I seem to be recovering OK. I had hopes that I would be one of the patients the surgeon chattered about who veritably waltzed out of the recovery room. But, I can’t fuckingdance, so no surprise that wasn’t me.

I did leave the hospital with all it’s sterile movie set tubes and monitors the second I could. One night of care taking and I was done.

My favorite part of the hospital was the intravenous drip of narcotics that would ooze more pain-killing goodness at the press of a button. I was watching the second hand wind down in 10 minute intervals when the device would reward me with a boost. Life should have such delivery systems on the daily.

But, alas, I discovered all of that sweet, sweet opiate had a price. My stomach felt like shit with saltine crackers and ginger ale being my only joy. And, that shit will bind up your colon like it’s never been blocked before.

More on that scatological burst in a second, but a side note on why I left the hospital with great haste.

Hospitals are for sick people. I think perhaps the best time to stay. would be in full on coma. Anything short of persistent vegetative state, and it is fucking annoying.

There are a thousand cliches and previously tread remarks. But, why the fuck why must it be 24-hour poking? Can’t they schedule the blood-drawing guy and the drug-dispensing and the ice pack change and the nutritionist to hit you up roughly around the same time? And why does anything have to happen pre-dawn?

I would have rather have died in my sleep, I think, then to be woken out of it to have every tube and whatnot checked whenever sleep did come.

Even though the nurse dithered nervously as to whether I was truly ready and whether I could take care of myself and whether I was really, really sure, when the physical therapist gave me the green light on going the bathroom alone, freedom was mine.

So, the bathroom is what gave me freedom, and it is the bathroom that will likely preclude me from developing an unhealthy bond with the bottle of Norco by my side.

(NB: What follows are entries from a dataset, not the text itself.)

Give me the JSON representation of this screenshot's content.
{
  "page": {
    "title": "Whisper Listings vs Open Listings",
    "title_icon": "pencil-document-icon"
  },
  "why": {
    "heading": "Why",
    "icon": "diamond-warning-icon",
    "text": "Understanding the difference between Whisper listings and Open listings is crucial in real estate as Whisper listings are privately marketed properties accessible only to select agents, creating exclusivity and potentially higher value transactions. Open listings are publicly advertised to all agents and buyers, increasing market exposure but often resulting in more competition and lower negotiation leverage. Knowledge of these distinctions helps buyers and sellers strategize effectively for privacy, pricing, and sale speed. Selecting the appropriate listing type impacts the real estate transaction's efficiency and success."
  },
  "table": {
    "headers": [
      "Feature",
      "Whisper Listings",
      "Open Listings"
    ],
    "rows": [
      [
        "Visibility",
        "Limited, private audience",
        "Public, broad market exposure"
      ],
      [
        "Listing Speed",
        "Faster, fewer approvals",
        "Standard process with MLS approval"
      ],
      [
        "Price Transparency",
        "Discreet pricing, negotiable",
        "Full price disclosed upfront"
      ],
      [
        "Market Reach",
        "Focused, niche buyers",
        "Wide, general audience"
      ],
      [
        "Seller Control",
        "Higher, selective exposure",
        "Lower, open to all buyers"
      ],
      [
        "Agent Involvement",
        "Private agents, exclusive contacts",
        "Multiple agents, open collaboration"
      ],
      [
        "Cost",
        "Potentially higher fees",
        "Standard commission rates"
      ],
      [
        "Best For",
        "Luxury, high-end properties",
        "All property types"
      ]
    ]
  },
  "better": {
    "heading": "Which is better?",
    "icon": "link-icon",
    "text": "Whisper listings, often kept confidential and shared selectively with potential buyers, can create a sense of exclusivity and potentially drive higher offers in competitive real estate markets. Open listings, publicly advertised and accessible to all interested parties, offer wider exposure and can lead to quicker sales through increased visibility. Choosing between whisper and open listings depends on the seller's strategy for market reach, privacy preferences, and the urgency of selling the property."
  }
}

Don’t get me wrong. Hydrocodone, she is a good friend at 3 a.m. when there is no pose or state of mind that will bring comfort. She swaddles you in the numbing goodness that tells the nerves that pain is not of you, not today.

Come the morning, though, the wonderful mistress who gave you comfort and relief has walked away with your wallet and your guts. Left behind is a growing pit of constipation that prunes, softeners and laxatives cannot conquer alone. They each must join a pitched battle for days on end.

I’ll take this away from the image of my personal pooing.

I am obsessed about constipation as a constant side effect of using opiates. Basically, for me it’s a different face on everything perceptively cool about drugs, drug culture, creativity and drug-induced muses.

Rock and roll heroes like Janis Joplin and Joey Ramone couldn’t shit. The notion of all of that soul and pouring out of emotion and capturing their respective raw movements in society and considering that price leaves me even more in awe.

I am a simple simple woman. If I am not comfortable in some basic, bestial ways, I cannot think let alone create. My soul is base. I like good plumbing too much to truly ever be a rebel.

Meanwhile, in 2014, we are all one connected by the internet. So, I could Google my obsession.

Through the computer age, I discovered bluelight.org. There is a whole world out there of people sharing the good, bad, funny, safe and crazy about the whole pharmacology of drugs. And holy shit, as it were, many are out there sharing forums of my own short-term obsession.

The next wave of futuristic drugs will be gentler on your stomach.